The Observer, June 2013

>> On the very first page of this undertaking, staggering in its chutzpah,Boris Johnson is called a “great man”. On the second, a “phenomenon”. The introduction has barely begun as Harry Mount thanks the “planet-brained, blond onion” for “letting” him edit a book – essentially a cuttings job of Johnson’s greatest bons mots – which reaches new highs and indeed lows of hero worship. “It’s hard to overstate not just Boris’s fame,” he writes, “but also the affection he’s held in.” Mount, however, gives overstatement a jolly good run for its money.
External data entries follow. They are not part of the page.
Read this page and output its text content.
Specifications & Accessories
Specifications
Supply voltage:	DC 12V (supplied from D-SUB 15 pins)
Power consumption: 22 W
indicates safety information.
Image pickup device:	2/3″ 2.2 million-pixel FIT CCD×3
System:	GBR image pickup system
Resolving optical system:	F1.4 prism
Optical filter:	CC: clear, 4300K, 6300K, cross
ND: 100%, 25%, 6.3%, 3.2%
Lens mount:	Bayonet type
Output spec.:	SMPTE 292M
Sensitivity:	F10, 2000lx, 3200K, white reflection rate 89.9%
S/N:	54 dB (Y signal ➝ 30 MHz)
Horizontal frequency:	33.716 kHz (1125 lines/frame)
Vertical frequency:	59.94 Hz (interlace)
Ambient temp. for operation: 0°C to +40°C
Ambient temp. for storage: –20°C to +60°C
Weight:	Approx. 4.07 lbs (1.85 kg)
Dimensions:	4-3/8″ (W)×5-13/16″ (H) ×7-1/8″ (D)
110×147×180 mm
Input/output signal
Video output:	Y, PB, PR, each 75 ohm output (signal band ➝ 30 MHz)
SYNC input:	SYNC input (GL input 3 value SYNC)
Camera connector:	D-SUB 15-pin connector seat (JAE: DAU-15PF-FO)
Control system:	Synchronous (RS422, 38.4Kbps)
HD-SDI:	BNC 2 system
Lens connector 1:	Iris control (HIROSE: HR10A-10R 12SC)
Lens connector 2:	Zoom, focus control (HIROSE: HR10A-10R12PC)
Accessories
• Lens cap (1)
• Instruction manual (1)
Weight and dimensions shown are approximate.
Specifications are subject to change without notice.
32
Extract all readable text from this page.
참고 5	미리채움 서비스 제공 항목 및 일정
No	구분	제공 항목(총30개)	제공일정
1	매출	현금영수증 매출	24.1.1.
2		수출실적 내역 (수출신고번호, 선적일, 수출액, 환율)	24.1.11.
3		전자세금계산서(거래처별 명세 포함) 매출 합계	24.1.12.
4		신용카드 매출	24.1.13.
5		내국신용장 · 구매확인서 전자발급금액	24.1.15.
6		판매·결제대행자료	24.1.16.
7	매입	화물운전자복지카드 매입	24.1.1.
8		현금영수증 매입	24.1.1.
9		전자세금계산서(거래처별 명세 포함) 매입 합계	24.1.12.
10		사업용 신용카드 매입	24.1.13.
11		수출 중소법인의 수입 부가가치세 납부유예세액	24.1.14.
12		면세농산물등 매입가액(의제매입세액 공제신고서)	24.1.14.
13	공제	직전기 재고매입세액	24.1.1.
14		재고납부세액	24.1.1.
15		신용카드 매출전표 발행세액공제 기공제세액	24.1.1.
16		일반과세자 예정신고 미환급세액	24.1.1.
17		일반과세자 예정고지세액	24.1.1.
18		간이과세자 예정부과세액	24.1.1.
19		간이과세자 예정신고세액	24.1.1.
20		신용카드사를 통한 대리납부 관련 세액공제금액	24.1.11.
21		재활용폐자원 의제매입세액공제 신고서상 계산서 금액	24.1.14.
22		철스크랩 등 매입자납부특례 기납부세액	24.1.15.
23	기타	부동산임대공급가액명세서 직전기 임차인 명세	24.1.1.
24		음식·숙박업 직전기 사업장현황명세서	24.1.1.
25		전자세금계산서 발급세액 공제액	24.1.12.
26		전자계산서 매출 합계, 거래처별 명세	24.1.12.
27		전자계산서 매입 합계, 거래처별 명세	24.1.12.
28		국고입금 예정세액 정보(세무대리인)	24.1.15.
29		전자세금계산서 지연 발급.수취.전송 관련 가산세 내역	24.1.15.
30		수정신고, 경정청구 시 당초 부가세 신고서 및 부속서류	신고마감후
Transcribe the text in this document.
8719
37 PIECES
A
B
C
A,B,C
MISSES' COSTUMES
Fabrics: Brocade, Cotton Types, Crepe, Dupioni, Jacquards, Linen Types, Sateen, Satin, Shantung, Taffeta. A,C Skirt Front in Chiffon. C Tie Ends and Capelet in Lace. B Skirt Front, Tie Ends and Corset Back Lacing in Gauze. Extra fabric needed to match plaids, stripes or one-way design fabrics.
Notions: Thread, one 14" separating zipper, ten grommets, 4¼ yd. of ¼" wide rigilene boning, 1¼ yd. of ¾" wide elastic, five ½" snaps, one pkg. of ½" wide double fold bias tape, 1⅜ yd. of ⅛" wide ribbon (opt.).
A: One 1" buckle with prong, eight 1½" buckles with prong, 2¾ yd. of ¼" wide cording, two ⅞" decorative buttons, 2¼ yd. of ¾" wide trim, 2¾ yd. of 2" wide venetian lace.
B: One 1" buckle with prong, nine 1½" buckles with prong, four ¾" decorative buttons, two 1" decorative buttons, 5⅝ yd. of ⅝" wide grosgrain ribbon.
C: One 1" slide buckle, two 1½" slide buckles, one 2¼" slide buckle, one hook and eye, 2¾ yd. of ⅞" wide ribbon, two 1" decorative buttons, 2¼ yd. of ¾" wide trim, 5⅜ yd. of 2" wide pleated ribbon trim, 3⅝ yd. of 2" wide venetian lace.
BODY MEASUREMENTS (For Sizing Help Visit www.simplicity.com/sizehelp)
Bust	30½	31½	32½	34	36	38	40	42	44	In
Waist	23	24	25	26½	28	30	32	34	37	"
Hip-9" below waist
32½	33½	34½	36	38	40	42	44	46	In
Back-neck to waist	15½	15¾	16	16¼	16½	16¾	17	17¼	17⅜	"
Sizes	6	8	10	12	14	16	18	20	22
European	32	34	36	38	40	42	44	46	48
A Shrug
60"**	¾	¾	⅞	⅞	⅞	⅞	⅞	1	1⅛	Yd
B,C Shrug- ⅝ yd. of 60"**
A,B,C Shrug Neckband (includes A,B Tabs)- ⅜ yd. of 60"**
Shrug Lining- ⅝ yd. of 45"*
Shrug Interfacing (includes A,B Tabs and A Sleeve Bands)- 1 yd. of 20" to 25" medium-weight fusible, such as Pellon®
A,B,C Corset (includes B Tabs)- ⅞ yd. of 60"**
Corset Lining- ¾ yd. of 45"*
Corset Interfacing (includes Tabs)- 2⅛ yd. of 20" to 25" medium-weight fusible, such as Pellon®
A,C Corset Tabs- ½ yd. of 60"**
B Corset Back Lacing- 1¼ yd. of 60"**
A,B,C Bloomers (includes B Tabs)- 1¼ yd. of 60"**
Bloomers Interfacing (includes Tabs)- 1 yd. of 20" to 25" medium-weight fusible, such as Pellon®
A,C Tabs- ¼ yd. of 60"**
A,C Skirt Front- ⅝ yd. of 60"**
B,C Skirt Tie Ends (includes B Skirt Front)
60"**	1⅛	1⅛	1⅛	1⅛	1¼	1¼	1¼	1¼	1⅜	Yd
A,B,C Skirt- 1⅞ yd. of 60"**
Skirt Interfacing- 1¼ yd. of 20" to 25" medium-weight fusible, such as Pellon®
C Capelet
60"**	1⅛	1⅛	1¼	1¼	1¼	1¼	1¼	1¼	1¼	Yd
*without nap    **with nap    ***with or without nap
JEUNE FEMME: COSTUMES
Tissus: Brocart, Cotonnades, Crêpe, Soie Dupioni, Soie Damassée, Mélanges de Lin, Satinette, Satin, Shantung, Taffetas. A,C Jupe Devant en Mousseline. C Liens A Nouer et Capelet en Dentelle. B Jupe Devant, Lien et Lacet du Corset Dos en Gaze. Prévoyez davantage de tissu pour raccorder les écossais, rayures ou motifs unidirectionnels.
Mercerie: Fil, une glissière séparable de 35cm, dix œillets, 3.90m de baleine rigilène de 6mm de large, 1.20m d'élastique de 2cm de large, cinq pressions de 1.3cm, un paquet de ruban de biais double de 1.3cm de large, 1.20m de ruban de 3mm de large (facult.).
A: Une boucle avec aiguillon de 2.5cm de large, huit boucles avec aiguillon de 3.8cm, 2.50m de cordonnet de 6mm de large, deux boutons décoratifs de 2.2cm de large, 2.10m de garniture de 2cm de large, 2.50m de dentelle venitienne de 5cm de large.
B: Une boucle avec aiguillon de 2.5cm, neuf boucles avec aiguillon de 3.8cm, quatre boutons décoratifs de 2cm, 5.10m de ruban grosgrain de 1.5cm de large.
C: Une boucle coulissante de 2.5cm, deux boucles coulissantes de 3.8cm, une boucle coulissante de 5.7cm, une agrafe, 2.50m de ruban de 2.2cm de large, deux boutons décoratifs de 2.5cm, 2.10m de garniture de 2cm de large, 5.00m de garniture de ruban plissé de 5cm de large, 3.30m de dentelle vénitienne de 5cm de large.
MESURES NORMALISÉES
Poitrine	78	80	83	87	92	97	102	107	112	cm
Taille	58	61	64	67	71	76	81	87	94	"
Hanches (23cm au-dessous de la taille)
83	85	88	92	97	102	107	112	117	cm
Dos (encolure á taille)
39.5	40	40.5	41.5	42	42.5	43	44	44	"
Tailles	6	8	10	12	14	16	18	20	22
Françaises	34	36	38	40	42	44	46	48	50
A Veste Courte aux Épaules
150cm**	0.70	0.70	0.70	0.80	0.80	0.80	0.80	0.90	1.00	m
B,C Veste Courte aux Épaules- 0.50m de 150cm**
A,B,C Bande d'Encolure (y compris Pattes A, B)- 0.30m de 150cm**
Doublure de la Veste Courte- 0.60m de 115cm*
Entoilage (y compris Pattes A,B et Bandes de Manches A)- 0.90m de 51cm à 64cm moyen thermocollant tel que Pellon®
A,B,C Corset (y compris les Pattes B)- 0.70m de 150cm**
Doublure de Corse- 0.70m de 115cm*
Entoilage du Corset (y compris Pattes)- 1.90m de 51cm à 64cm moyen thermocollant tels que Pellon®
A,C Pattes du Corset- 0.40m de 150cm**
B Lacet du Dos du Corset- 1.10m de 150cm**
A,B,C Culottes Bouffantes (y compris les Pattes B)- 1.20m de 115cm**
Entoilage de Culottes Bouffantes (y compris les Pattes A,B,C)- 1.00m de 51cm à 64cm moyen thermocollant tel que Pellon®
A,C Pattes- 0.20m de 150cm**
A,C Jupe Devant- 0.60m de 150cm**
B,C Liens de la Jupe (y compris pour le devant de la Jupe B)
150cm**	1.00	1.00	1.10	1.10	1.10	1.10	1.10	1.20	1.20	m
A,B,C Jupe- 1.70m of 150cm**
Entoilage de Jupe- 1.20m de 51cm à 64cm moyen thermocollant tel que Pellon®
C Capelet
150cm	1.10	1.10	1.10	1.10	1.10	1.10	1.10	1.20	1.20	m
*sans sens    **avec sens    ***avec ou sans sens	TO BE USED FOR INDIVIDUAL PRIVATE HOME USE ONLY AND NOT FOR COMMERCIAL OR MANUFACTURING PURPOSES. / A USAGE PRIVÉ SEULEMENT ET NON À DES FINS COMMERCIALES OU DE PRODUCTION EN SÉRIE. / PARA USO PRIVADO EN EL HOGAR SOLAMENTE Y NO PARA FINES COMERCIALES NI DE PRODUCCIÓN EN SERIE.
This archive of quips, bumbling remarks and the odd gaffe is gathered together in thematic sections – Early Years, Boris in the House, Boris the Classicist (Mount essentially casting Johnson as Cicero reborn) and so on. Actually, to have all these Johnsonisms piled up against each other isn’t amusing as much as dispiriting. Johnson’s faux-ignorance – his “engaging liability” regarding politics and power as Simon Jenkins called it – becomes both really irritating and quite clearly a conniving construct of someone who can’t really be bothered (as his tutors reveal here) to put the real hours in and understand what makes a country tick.

This book does not shed much light on Johnson, beyond his like of women and bicycles, and his belief that voting Tory will “cause your wife to have bigger breasts”. That he continues to enjoy such widespread, uncritical support probably does make him a phenomenon, after all.